Die Blockchain-Analyse-Firma Chainalysis stellt auf ihrem Blog immer wieder Auszüge aus spannenden Berichten vor. Oft geht es dabei um Kriminalität und Geldwäsche, zum Teil aber auch um die viel interessantere Frage, wofür Kryptowährungen im legalen Bereich genutzt werden. Der jüngste Bericht, der im September erscheinen wird, untersucht die geographische Nutzung von Kryptowährungen – wo auf der Welt werden Kryptocoins für was verwendet und welche Unterschiede gibt es zwischen den Regionen? Der Auszug auf dem Blog widmet sich Ostasien, also jener Region, die vor allem Länder wie China, Korea und Japan umfasst.

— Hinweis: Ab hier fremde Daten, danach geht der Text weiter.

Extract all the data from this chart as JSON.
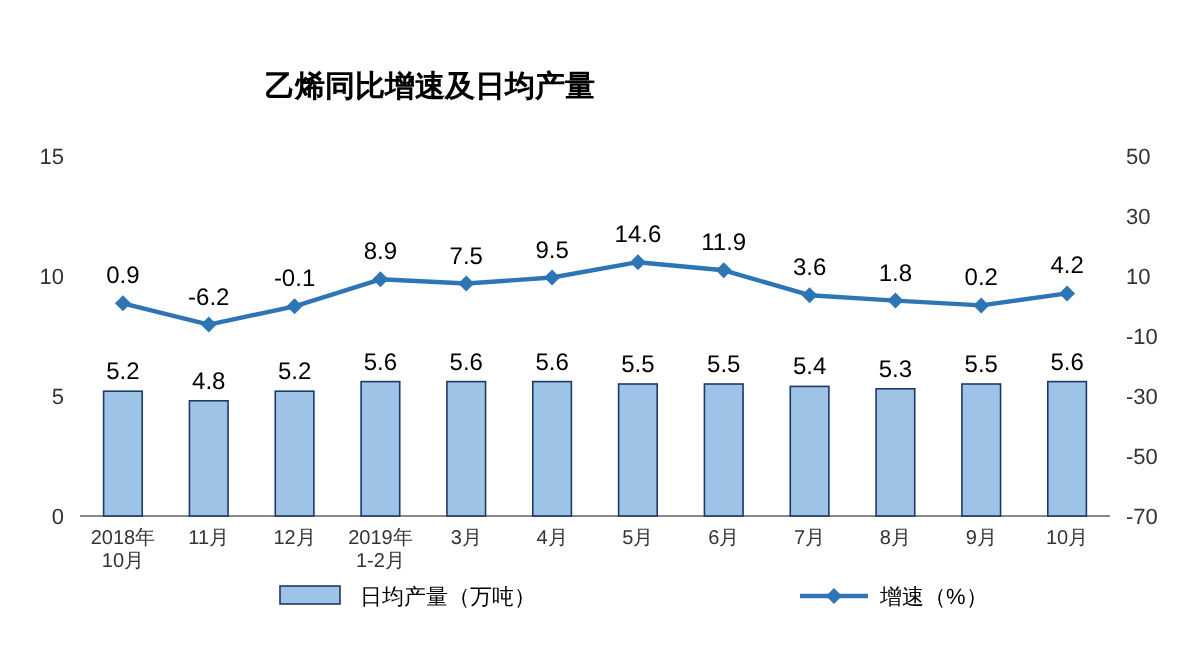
{
  "chart_data": {
    "type": "bar",
    "title": "乙烯同比增速及日均产量",
    "categories": [
      "2018年\n10月",
      "11月",
      "12月",
      "2019年\n1-2月",
      "3月",
      "4月",
      "5月",
      "6月",
      "7月",
      "8月",
      "9月",
      "10月"
    ],
    "series": [
      {
        "name": "日均产量（万吨）",
        "color": "#9dc3e6",
        "values": [
          5.2,
          4.8,
          5.2,
          5.6,
          5.6,
          5.6,
          5.5,
          5.5,
          5.4,
          5.3,
          5.5,
          5.6
        ]
      },
      {
        "name": "增速（%）",
        "type": "line",
        "axis": "y2",
        "color": "#2e75b6",
        "marker": "diamond",
        "values": [
          0.9,
          -6.2,
          -0.1,
          8.9,
          7.5,
          9.5,
          14.6,
          11.9,
          3.6,
          1.8,
          0.2,
          4.2
        ]
      }
    ],
    "ylim": [
      0,
      15
    ],
    "yticks": [
      0,
      5,
      10,
      15
    ],
    "y2lim": [
      -70,
      50
    ],
    "y2ticks": [
      -70,
      -50,
      -30,
      -10,
      10,
      30,
      50
    ],
    "data_labels": true,
    "legend": "bottom",
    "grid": false
  }
}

Ostasien ist weiterhin der größte Markt, aber der Vorsprung schmilzt
Da diese drei großen Volkswirtschaften dafür bekannt sind, aktive Krypto-Communities zu haben, überrascht es nicht, dass Ostasien der größte Krypto-Markt der Welt ist. Die Region verantwortet 31 Prozent aller im Lauf der letzten 12 Monate versendeten Kryptowährungen; Adressen in Ostasien haben 107 Milliarden Dollar in Krypto erhalten, was 77 Prozent mehr ist als Adressen in Westeuropa, das in dieser Rangliste den zweiten Platz einnimmt.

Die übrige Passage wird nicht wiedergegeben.